William Trost Richards

Conanicut, Rhode Island

Signed and dated lower right: W. T. Richards. 1874.

8 7/8 x 13 5/8 inches (22.5 x 34.6 cm)


During the 1870s, William Trost Richards gained great renown for his masterful watercolors. In fact, Richards stood at the center of the American watercolor movement, creating works that were hailed for their expert technique. Conanicut, Rhode Island, painted in 1874, is an excellent example of one of his watercolors. Here, Richards uses the medium to great effect by alternating between delicate and vigorous brushwork in order to set down all of the detail that so fascinated him.

Watercolor, an exceedingly difficult technique to master, was well-suited to Richards's interest in carefully recording all of the elements of nature, which was a philosophy that stemmed from his study of John Ruskin's aesthetic theory about truth and art. Ruskin held that it was the artist’s duty to strive for absolute truth to nature insofar that traces of the artist’s hand would be virtually effaced from the work. Conanicut, Rhode Island not only satisfies the tenets of this belief, it also demonstrates Richards's masterful handling of his preferred subject: panoramic vistas of the sea.

Early in his career Richards was drawn to painting the coast and sea, and he earned great acclaim as one of the finest and most successful American marine painters. The works he exhibited combined his keen interest in the poetic drama of nature with an unfailing attention to detail. In Conanicut, Rhode Island, Richards's artistic strengths come together to create a dynamic rendering of the landscape he loved.

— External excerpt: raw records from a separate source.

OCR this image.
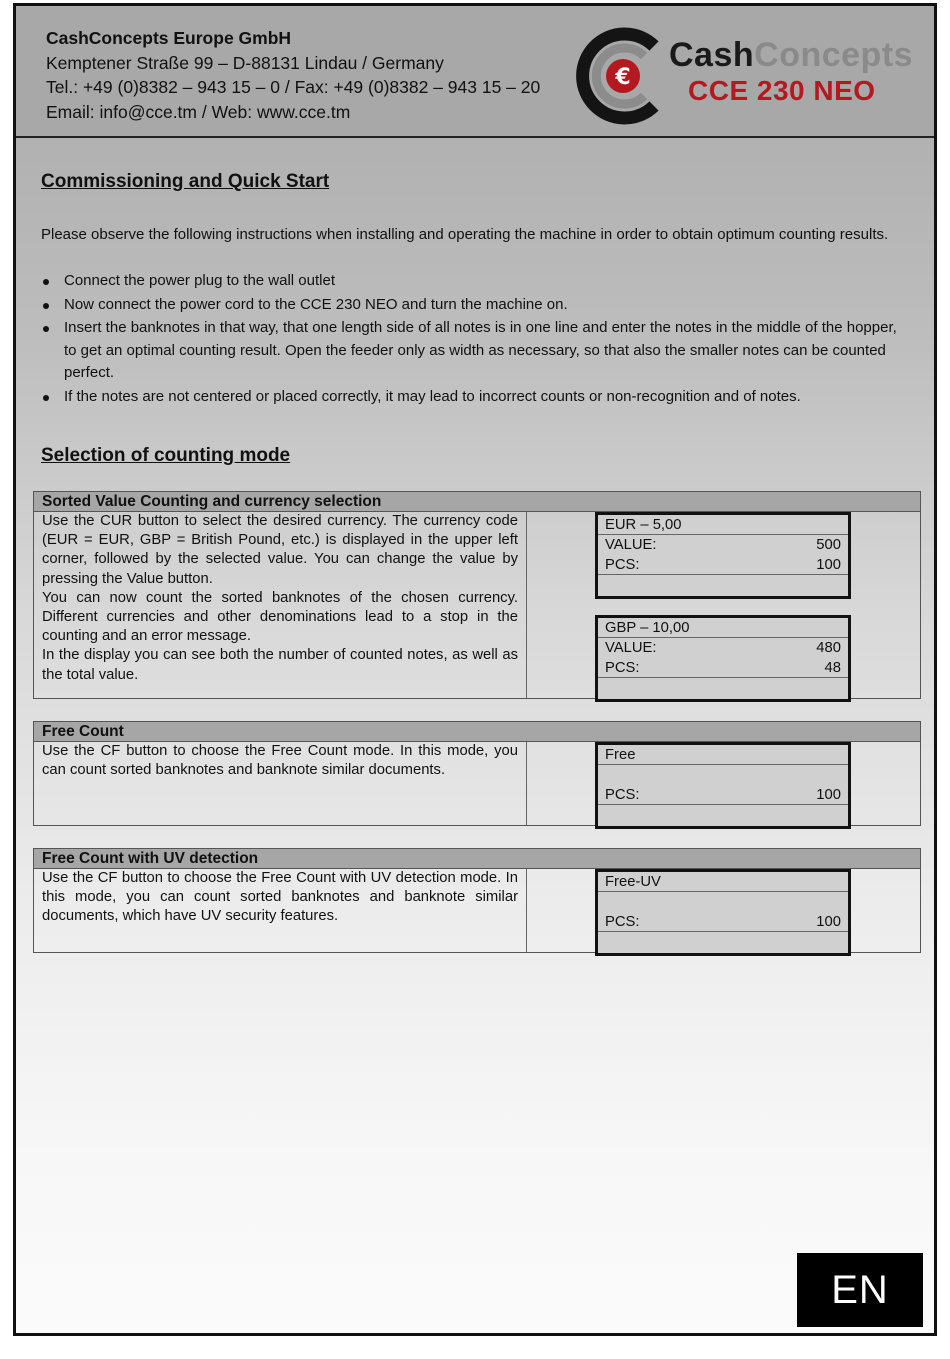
CashConcepts Europe GmbH
Kemptener Straße 99 – D-88131 Lindau / Germany
Tel.: +49 (0)8382 – 943 15 – 0 / Fax: +49 (0)8382 – 943 15 – 20
Email: info@cce.tm / Web: www.cce.tm
€
CashConcepts
CCE 230 NEO
Commissioning and Quick Start
Please observe the following instructions when installing and operating the machine in order to obtain optimum counting results.
Connect the power plug to the wall outlet
Now connect the power cord to the CCE 230 NEO and turn the machine on.
Insert the banknotes in that way, that one length side of all notes is in one line and enter the notes in the middle of the hopper, to get an optimal counting result. Open the feeder only as width as necessary, so that also the smaller notes can be counted perfect.
If the notes are not centered or placed correctly, it may lead to incorrect counts or non-recognition and of notes.
Selection of counting mode
Sorted Value Counting and currency selection

Use the CUR button to select the desired currency. The currency code (EUR = EUR, GBP = British Pound, etc.) is displayed in the upper left corner, followed by the selected value. You can change the value by pressing the Value button.

You can now count the sorted banknotes of the chosen currency. Different currencies and other denominations lead to a stop in the counting and an error message.

In the display you can see both the number of counted notes, as well as the total value.

EUR – 5,00
VALUE:	500
PCS:	100
GBP – 10,00
VALUE:	480
PCS:	48
Free Count
Use the CF button to choose the Free Count mode. In this mode, you can count sorted banknotes and banknote similar documents.
Free
PCS:	100
Free Count with UV detection
Use the CF button to choose the Free Count with UV detection mode. In this mode, you can count sorted banknotes and banknote similar documents, which have UV security features.
Free-UV
PCS:	100
EN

William Trost Richards was born in Philadelphia and attended Central High School, where such men as Thomas Eakins and Peter A. B. Widener also went to school. His formal education ended at the age of thirteen, as he had to help support his family. Richards trained as a designer of ornamental metalwork and while doing so he also studied draftsmanship and painting under Paul Weber. He probably took art lessons at the Pennsylvania Academy of the Fine Arts, where he first exhibited in 1852. The following year he was elected as a full academician there. In 1855–56 he toured Europe and studied for several months in Düsseldorf, but he eventually grew tired of the contemporary European landscape and returned to Philadelphia.

Richards received a medal at the Centennial Exposition in Philadelphia in 1876, the Temple Medal from the Pennsylvania Academy of the Fine Arts in 1885 and a Bronze Medal at the Paris Exposition in 1889. Richards was a member of the American Water Color Society and an honorary member of the National Academy of Design, where he exhibited from 1861 to 1899. His work is represented in the collections of the Boston Museum of Fine Arts, the Brooklyn Museum, the Newark Museum, Fogg Art Museum of Harvard University, St. Louis Art Museum, the Adirondack Museum, Smithsonian Institution, Cooper-Hewitt Museum, Cleveland Museum of Art, Metropolitan Museum of Art, Vassar College Art Gallery, Corcoran Gallery of Art, the Pennsylvania Academy of the Fine Arts, and the Philadelphia Museum of Art.